Behind LongTeng Semiconductor's Hong Kong Backdoor Listing: From Losing Military Benefits to Falling into Losses Again, How Does It Maintain Competitiveness During Industry Upturn?

Deep News
2025/12/05

On November 21, 2025, China Union Development Holdings (00264.HK) announced plans to acquire up to 100% of domestic power semiconductor company LongTeng Semiconductor for HK$4.5 billion to HK$9 billion.

This transaction is a typical Reverse Takeover (RTO), where an unlisted company gains control of a listed entity by injecting assets—effectively LongTeng Semiconductor acquiring the shell company China Union Development Holdings.

This isn’t LongTeng Semiconductor’s first attempt to enter the capital markets. In June 2021, it sought a listing on the STAR Market but withdrew its application in December 2021 after two rounds of inquiries. Market speculation attributed the failure to its small scale and weak financials.

Before the announcement, China Union Development’s stock price surged 23% from HK$2.05 to HK$2.53 between November 18 and November 24. By December 5, it settled at HK$2.60. The muted reaction may reflect market concerns about LongTeng Semiconductor’s fundamentals.

**Military Business Once Drove Profits, but Industry Downturn Brought Losses** Founded in July 2009, LongTeng Semiconductor specializes in R&D, design, and sales of power MOSFETs. Initially adopting a fabless model, it has gradually shifted toward an IDM model with partial in-house production.

Before 2018, its clients were primarily in the civilian sector. However, shifting international trade policies accelerated domestic substitution in military applications. From 2018 to 2020, military sales contributed minimally to revenue (2.49%, 0.06%, and 9.72%, respectively), but profitability soared. In 2020, gross profit reached RMB 40.69 million, up nearly 300% year-on-year, with military clients accounting for over 70% (RMB 29.48 million).

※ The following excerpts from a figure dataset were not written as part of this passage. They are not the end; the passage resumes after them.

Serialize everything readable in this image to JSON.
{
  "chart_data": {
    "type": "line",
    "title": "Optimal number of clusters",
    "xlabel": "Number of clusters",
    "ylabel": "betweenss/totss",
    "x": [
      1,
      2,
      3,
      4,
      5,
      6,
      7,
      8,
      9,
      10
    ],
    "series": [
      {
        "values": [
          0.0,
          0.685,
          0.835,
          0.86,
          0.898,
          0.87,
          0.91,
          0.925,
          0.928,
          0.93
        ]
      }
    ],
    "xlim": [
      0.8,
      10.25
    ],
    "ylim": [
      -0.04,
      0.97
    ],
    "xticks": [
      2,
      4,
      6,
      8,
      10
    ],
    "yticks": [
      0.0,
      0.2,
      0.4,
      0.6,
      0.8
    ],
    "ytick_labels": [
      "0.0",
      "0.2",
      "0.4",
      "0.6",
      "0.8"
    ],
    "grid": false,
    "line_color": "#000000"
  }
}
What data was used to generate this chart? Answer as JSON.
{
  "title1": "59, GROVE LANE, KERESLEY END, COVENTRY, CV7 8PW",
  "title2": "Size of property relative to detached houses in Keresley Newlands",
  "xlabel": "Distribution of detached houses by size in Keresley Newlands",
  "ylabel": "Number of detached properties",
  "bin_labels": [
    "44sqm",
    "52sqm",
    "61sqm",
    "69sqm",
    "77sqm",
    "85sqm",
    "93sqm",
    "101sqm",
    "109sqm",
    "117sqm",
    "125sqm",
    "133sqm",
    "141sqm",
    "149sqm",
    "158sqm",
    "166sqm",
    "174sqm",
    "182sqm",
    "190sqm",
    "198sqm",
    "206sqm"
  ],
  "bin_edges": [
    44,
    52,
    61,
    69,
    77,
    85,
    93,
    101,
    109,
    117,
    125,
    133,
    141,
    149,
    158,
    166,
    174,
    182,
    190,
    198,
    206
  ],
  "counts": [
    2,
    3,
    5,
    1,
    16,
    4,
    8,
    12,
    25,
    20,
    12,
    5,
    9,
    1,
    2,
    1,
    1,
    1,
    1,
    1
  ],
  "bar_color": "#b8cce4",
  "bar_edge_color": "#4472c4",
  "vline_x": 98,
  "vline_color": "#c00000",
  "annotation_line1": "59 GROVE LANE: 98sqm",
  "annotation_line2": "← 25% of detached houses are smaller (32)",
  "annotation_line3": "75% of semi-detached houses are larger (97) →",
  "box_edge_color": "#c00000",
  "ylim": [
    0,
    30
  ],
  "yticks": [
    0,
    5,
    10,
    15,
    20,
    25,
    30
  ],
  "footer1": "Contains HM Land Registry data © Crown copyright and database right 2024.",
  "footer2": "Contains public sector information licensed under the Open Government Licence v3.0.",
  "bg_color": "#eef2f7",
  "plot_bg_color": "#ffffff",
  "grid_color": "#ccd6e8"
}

Military-grade power devices commanded a 95.97% gross margin in 2020, far exceeding the 8.22% for civilian products. However, receivables ballooned to RMB 71.96 million (+150% YoY), reflecting longer payment cycles in military contracts.

By 2020, LongTeng turned a profit, with net income rising to RMB 24.53 million from a loss of RMB 13.20 million the prior year. But the military electronics sector peaked in 2022, entering a downturn due to inventory adjustments and policy shifts. From 2022 to 2024, 64 listed military electronics firms saw total revenue drop from RMB 111.6 billion to RMB 96.1 billion, with over half reporting losses in 2024.

LongTeng’s performance suffered too: Q1-Q3 2025 revenue hit RMB 614 million, but net losses reached RMB 58.69 million.

**Weak R&D and Pricing Pressure in Civilian Market** During its STAR Market bid, LongTeng’s small scale drew scrutiny. While its three-year R&D-to-sales ratio (11.47%) and revenue CAGR (39.20%) met requirements, absolute R&D spending (RMB 41.57 million) and revenue (RMB 173 million) fell short.

Peers averaged over RMB 200 million in annual R&D, dwarfing LongTeng’s sub-RMB 20 million. In 2020, its civilian power device gross margin fell 2.68 percentage points, while rivals saw gains—some exceeding 10 points. LongTeng attributed this to price discounts for new products, signaling weaker competitiveness.

**Capacity Expansion Amid Challenges** LongTeng’s aborted IPO aimed to fund an 8-inch power semiconductor fab. Phase one began production in early 2023, with phase two under planning. While in-house production enhances supply chain stability, the RMB 1.18 billion fab could incur annual depreciation of RMB 20–50 million, adding pressure amid losses.

The deal remains non-binding, with a wide valuation range suggesting early-stage negotiations. Investors should monitor LongTeng’s post-listing performance closely.